Gucci’s owner has found a magic formula: fresh blood. Bringing in a new designer and chief executive has worked wonders at the Italian label, where revenue in the third quarter grew 17 percent, year-on-year. The trick is not to overdo the change at the top.
The Italian brand has improved dramatically since the negative sales growth recorded in the same period of 2014, before Chief Executive Marco Bizzarri and designer Alessandro Michele were drafted in. That’s important for French parent company Kering, since the label generates two-thirds of group operating profit. Kering’s shares are up by a fifth since the start of the year and now trade at 18 times next year’s earnings – 12 percent above its 10-year average. Over at archrival Moet Hennessy Louis Vuitton, fashion and leather-goods revenue crept up by just 5 percent in the third quarter.
Regime change is becoming a trend. Take Kering’s second-largest luxury brand, Bottega Veneta, where revenue just fell 10.9 percent. Designer Tomas Maier has helped transform the pricy bagmaker from a niche player to a brand with 1.3 billion euros of annual revenue during his 15-year tenure, but his labours have lost their momentum. Kering recently appointed a new chief executive to get to grips with Bottega Veneta’s issues. In total, Kering has brought in four new chief executives and two new designers in the past 10 months alone, changing at least one of the top two roles at each of Brioni, Yves Saint Laurent, Alexander McQueen, Christopher Kane and Balenciaga.

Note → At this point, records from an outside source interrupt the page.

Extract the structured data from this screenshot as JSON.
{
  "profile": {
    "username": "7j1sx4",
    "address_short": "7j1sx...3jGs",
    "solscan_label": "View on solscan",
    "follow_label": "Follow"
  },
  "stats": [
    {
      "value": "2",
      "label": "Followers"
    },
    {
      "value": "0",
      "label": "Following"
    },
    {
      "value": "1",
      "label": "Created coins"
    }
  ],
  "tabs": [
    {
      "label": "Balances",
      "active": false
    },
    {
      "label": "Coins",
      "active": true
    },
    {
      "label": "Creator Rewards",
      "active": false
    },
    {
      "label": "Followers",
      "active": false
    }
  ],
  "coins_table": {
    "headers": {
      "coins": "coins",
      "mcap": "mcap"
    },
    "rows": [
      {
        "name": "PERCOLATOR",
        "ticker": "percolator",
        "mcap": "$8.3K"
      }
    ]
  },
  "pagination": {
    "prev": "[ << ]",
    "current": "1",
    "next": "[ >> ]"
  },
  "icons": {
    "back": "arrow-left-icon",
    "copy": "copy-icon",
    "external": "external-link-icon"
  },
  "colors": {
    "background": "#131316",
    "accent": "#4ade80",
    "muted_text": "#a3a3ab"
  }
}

Kering’s problems include an overreliance on Chinese shoppers and, in Bottega Veneta’s case, a single trademark handbag that still generates around 80 percent of sales, according to analysts at Citi. But one of the perks of being a conglomerate is that Kering can weather management change at its brands without destabilising the whole group – not the case for monobrands like Burberry and Prada. Wardrobe clearance is a strategy that is paying off.